Quercetin has unique biological properties that offer potential benefits to overall health and disease resistance, including anti-carcinogenic, anti-inflammatory, antiviral, antioxidant, psychostimulant activities, capillary permeability and stimulation of mitochondrial biogenesis. Quercetin is present in various vegetables as well as in tea and red wine.
In a typical Western diet the daily intake of quercetin is estimated to be in the range of 0 and 30 mg.
Quercetin is also one of the most complex flavonol compounds to understand due to its metabolism. It involves intestinal uptake and/or deglycosylation, glucuronidation, sulfation, methylation, possible deglucuronidation and so on.

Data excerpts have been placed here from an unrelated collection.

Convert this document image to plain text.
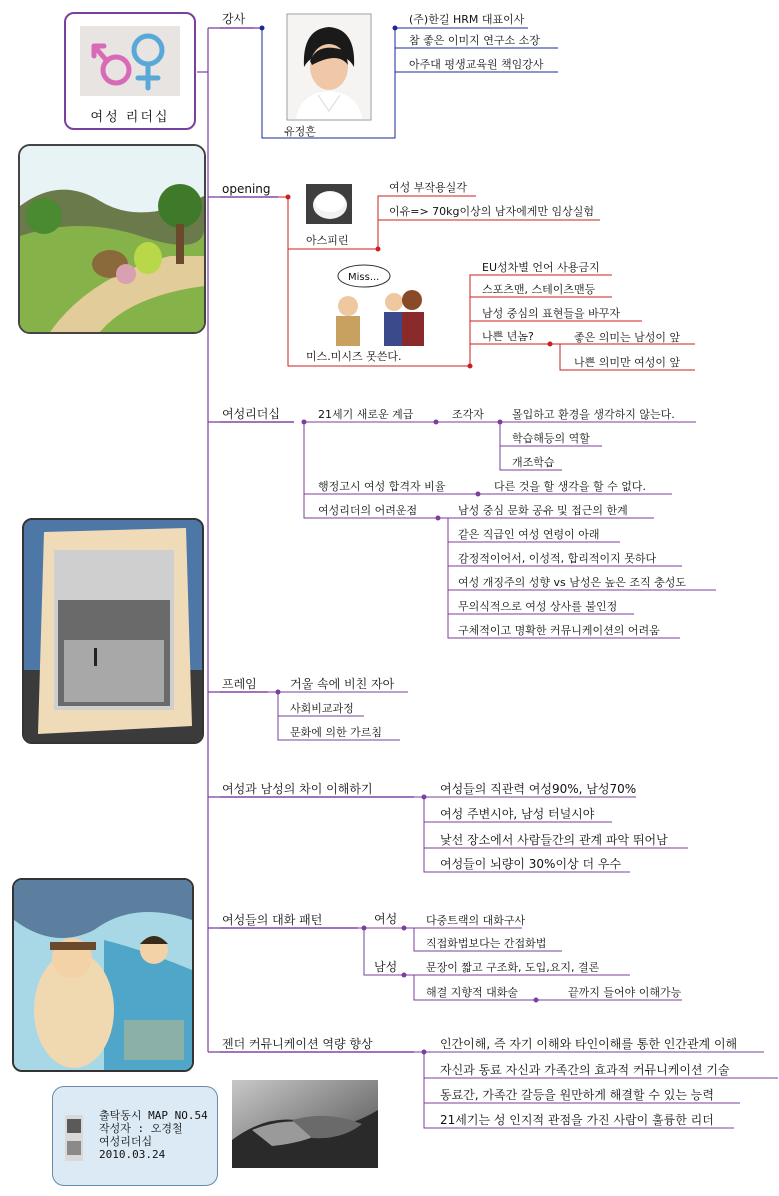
여성 리더십
강사
유정흔
(주)한길 HRM 대표이사
참 좋은 이미지 연구소 소장
아주대 평생교육원 책임강사
opening
아스피린
여성 부작용실각
이유=> 70kg이상의 남자에게만 임상실험
Miss...
미스.미시즈 못쓴다.
EU성차별 언어 사용금지
스포츠맨, 스테이츠맨등
남성 중심의 표현들을 바꾸자
나쁜 년놈?	좋은 의미는 남성이 앞
나쁜 의미만 여성이 앞
여성리더십	21세기 새로운 계급	조각자	몰입하고 환경을 생각하지 않는다.
학습해등의 역할
개조학습
행정고시 여성 합격자 비율	다른 것을 할 생각을 할 수 없다.
여성리더의 어려운점	남성 중심 문화 공유 및 접근의 한계
같은 직급인 여성 연령이 아래
감정적이어서, 이성적, 합리적이지 못하다
여성 개징주의 성향 vs 남성은 높은 조직 충성도
무의식적으로 여성 상사를 불인정
구체적이고 명확한 커뮤니케이션의 어려움
프레임	거울 속에 비친 자아
사회비교과정
문화에 의한 가르침
여성과 남성의 차이 이해하기	여성들의 직관력 여성90%, 남성70%
여성 주변시야, 남성 터널시야
낯선 장소에서 사람들간의 관계 파악 뛰어남
여성들이 뇌량이 30%이상 더 우수
여성들의 대화 패턴	여성	다중트랙의 대화구사
직접화법보다는 간접화법
남성	문장이 짧고 구조화, 도입,요지, 결론
해결 지향적 대화술	끝까지 들어야 이해가능
젠더 커뮤니케이션 역량 향상	인간이해, 즉 자기 이해와 타인이해를 통한 인간관계 이해
자신과 동료 자신과 가족간의 효과적 커뮤니케이션 기술
동료간, 가족간 갈등을 원만하게 해결할 수 있는 능력
21세기는 성 인지적 관점을 가진 사람이 훌륭한 리더
출탁동시 MAP NO.54
작성자 : 오경철
여성리더십
2010.03.24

From the various quercetin metabolites generated in the body it has been recently demonstrated that quercetin “3-O-β-D-glucuronide (Q3GA)” and quercetin “3′-sulfate” are the dominant quercetin conjugates in human plasma. Typically, the human quercetin plasma concentration is in the order of nanomolar, but upon quercetin supplementation it may increase upto the low micromolar range.
This together with a half-life of the atom and its metabolites in the range of 11-28h it can be assumed that continuous supplementation leads to an increased plasma concentration.
In human studies, quercetin has been mostly well tolerated.
Doses up to 1,000 mg/day for several months did not produce adverse effects on blood parameters, liver and kidney function,hematology, or serum electrolytes. In general, there is plentiful available evidence that support the safety of quercetin for addition to food. A few items should be noted however.
At high dosing, quercetin has been shown to inhibit topoisomerase II which is an essential enzyme in DNA replication and inhibition leads to diplochromosomes.
These results have led to some questioning the usefulness of quercetin as this introduces for example a possible risk of liver cancer while other studies find that this same property has anti-cancer treatment qualities.
The second note is with regards to other drug interactions. Due to is complexity it may interfere with these prescription medications.
Therefore, it is great to see the continuing research into characterizing the promising benefits and also potential side effects of this novel dietary supplement.